Right behind me, Jeff has Sadie draped in a black velvet cloth and is doing a photo shoot with her. (Results above.) She's being unbelievably game for this exercise, and he snapped about 800 shots before she called it a day. I am having a moment. I just read an account of a woman who was able to have a drug-free vaginal birth-- she went into pretty great detail-- and a wave of sadness has just descended on me. Actually, I already felt sort of sad because my uterus still hurts and so do my nipples. Happy to report to anyone who cares that Preparation H seems to be a miracle in a tube, but still. I want to have more energy and I want to not have this troublesome pain in my right abdomen, that is likely the site of the stitches in my uterus. I have been trying to wean myself off the Norco, the drug that the doctor prescribed for me. I am allowed to take one every four hours, but I am now doing about every 8 or 12 hours. Um, maybe that's why it hurts.

But I don't want to be on opiates anymore. I can't drive as long as I am on them. My appetite is all funky when I am on them and I am not keen on taking them while breast feeding Sadie. The result is that I have pain and I get all weepy and withdrawn, which even in my condition, does not seem like a family friendly alternative. Tomorrow is two weeks since Sadie's birth and when I think about what happened to my body, it seems like that it's not outrageous that it still hurts. I have taken yoga classes that took weeks to recover from. In the back of my mind, I wonder if I just let myself have the meltdown about how Sadie's birth transpired-- just let it all out once and for all-- maybe I would make better decisions about how to proceed with the pain and the recovery and I would take better stock of my options.

I also just read an article in the New York Times about a woman who describes herself as very tough. Her proof that she's not a pushover? She's had a drug-free vaginal birth and then refused drugs after a C-section. She's perfectly articulated my underlying beliefs: using drugs makes me a pushover, a woman who is not strong, a woman who copped out or didn't do her homework or didn't love her baby enough to growl, grunt, and chant through a natural childbirth. I am wimpy because major abdominal surgery laid me out so completely that I took drugs to recover from the experience of having my uterus stitched up while it was out of my body and sitting on the outside of my stomach. It's just one of the legion of debates that women engage in-- to work or stay home? Breastfeed or bottle? Pacifier or no? Drugs after childbirth or not? To indulge in the Bob stroller or "settle" for the $238.00 MacLaren?

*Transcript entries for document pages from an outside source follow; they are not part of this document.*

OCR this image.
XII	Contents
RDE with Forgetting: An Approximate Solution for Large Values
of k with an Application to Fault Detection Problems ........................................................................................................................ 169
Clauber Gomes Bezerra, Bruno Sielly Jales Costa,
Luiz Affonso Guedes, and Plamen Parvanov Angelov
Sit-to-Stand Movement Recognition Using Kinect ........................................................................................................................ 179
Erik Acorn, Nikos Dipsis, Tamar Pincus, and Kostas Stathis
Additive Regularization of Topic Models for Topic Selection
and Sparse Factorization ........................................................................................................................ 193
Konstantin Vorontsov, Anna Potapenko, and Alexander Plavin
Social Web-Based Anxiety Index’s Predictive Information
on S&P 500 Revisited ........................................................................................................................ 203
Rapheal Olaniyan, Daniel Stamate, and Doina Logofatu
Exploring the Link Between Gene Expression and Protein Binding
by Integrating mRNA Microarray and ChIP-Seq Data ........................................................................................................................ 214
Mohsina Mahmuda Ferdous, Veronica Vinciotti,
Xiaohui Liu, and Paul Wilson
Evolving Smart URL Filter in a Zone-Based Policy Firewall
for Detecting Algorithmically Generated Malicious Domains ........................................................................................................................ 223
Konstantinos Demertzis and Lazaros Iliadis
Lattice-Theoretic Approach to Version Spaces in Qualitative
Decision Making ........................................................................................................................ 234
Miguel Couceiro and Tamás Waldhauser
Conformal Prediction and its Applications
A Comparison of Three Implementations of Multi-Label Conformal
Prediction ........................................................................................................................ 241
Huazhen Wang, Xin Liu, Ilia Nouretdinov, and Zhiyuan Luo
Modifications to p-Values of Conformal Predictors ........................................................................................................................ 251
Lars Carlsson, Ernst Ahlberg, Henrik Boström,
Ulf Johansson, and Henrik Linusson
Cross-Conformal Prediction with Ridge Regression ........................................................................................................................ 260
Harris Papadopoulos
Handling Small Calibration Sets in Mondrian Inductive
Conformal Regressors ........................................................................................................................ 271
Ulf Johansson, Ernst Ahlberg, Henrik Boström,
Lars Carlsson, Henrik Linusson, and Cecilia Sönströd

Enough already. It wasn't a political statement for me to have a C-section. I don't really care what other women do/did/will do. While the personal may be political, for me, the only thing that matters is the personal right now. I don't really have time for all of this perseverating. I would rather be watching my daughter in her swing or talking to Jeff about Henry Louis Gates Jr.'s arrest for disorderly conduct. Or, most importantly, get some sleep so I'll be ready to be present when my daughter needs me in a few hours.